…then the Wit and Wisdom of Writers…

Kate Haworth is a great lecturer- warm, funny, thoroughly at ease with her content and abe to express ideas powerfully – with humour, and with diagrams, pictures and props.

On the first night of Auckland Writers’ Festival Week she presented her ideas about the need for us to move , world-wide, towards Doughnut Economics. She draws on the work of feminist and environmental economists, and presents a very convincing view of why we need to change our ways of thinking about economic systems if we want to save the planet, and people.

Her presentation was a stunning start to Waituhi o Tamaki – Auckland Writers’ Festival.

Rather than trying to paraphrase her work or summarise her book, Doughnut Economics, we urge you to watch this youtube presentation:


Other outstanding presentations at Waituhi o Tāmaki…

Vincent O’Malley delivered a powerful summary of his book The New Zealand Wars – Ngā Pakanga o Aotearoa to a full ASB Theatre. He is passionate about us all making an effort to learn our history, by reading, and visiting historic sites.

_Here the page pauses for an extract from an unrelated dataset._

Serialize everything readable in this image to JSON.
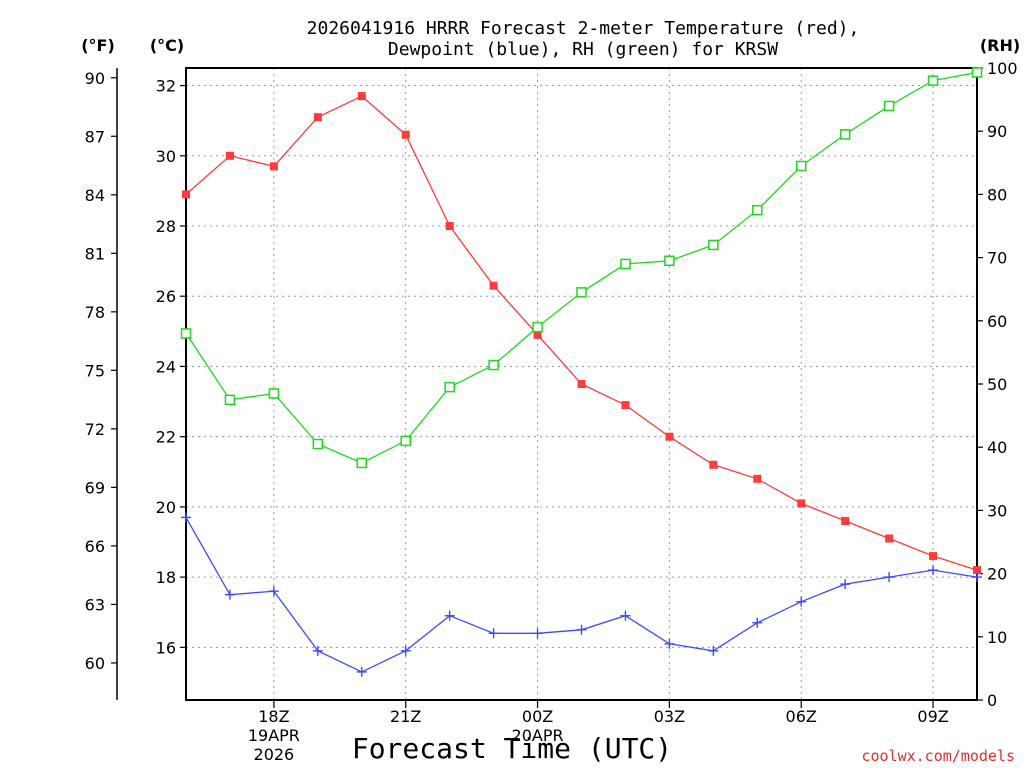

It was clear from audience reaction that many New Zealand people- especially Pakeha- know little except the few platitudes (often lies) that we were taught at school. O’Malley recommends asking local schools to include the wars in their teaching, and audience applause suggests that there is real support for the teaching of an honest history in schools today.-

This new book, The New Zealand Wars, is a sequel to his detailed account of the Waikato wars, The Great War for New Zealand. It is a must-read for every Pakeha. Although we have both read the work of James Belich, Claudia Orange and a range of others from the 1980s on, O’Malley’s work includes detail of many events of slaughter and land theft by Imperial and Settler forces which were new to us, and can help change understanding and attitudes – important information for dispelling racist assumptions about the disparities between Maori and Pakeha in our society.

We also loved the session Natives: Akala, in which Akala, of Jamaican and Scottish heritage, talked about his life and experience. This talented young man is a hip-hop artist, poet and historian, and founded the Hip-hop Shakespeare Company, as well as writing a major non-fiction work, Natives: Race and Class in the Ruins of Empire. A dynamic, informative and challenging hour with expert non-invasive facilitation by Selina Tusitala Marsh And if you are interested in his rapping, or his writing for children, or his Shakespearean interests, just google his name.

As well as the sessions we attended together, we enjoyed some separately.

Tanya found novelist Kamila Shamsie outstanding as a speaker and for her thoughtful and wise analysis of racism in society, and I loved the session with Rene Watson (from Portland, Oregon) and our own Lizzie Marvelly on their writing for young women. While both have had shocking experiences of on-line abuse for their work, both remain strong, clear and feisty in their support for girls and young women (and not-so-young, too – our audience was enthusiastic about their ability to tell it like it is, and their writing.) Carol Beu was the ideal facilitator, too.

And I indulged in two more sessions by outstanding women.

Eugenia Cheng ( a professor of mathematics at Chicago University, working in the Art Faculty, and a very capable musician too) on The Art of Logic (the title of her latest book- she has also written Beyond Infinity and others), delighted us with her intellect, wit and warmth. She talked about how to use mathematics – especially mathematics as a system of analogies – as a way of challenging illogical thinking and reducing conflict in society as a result. It may sound unlikely, but she persuaded a very diverse and enchanted group!

Marilyn Waring
Eugenia Cheng

Marilyn Waring CNZM (former National MP and now Professor of Public Policy at AUT) was interviewed by facilitator Dr Jennifer Curtin. In her calm, measured way she described the most appalling aspects of male MP behaviour without personal rancour, and acknowledged warmly the immense support she received from some male colleagues and many women. Her responses to Jennifer’s questions were deeply perceptive, and very funny at times.

Marilyn talked about the contents of her long-awaited autobiographical account of her nine years in parliament, from 1975-84, The Political Years, and read some extracts. Her book is a must-read for anyone wanting to know more about the strange workings of our parliament, and also more about why Marilyn has never re-entered the parliamentary system.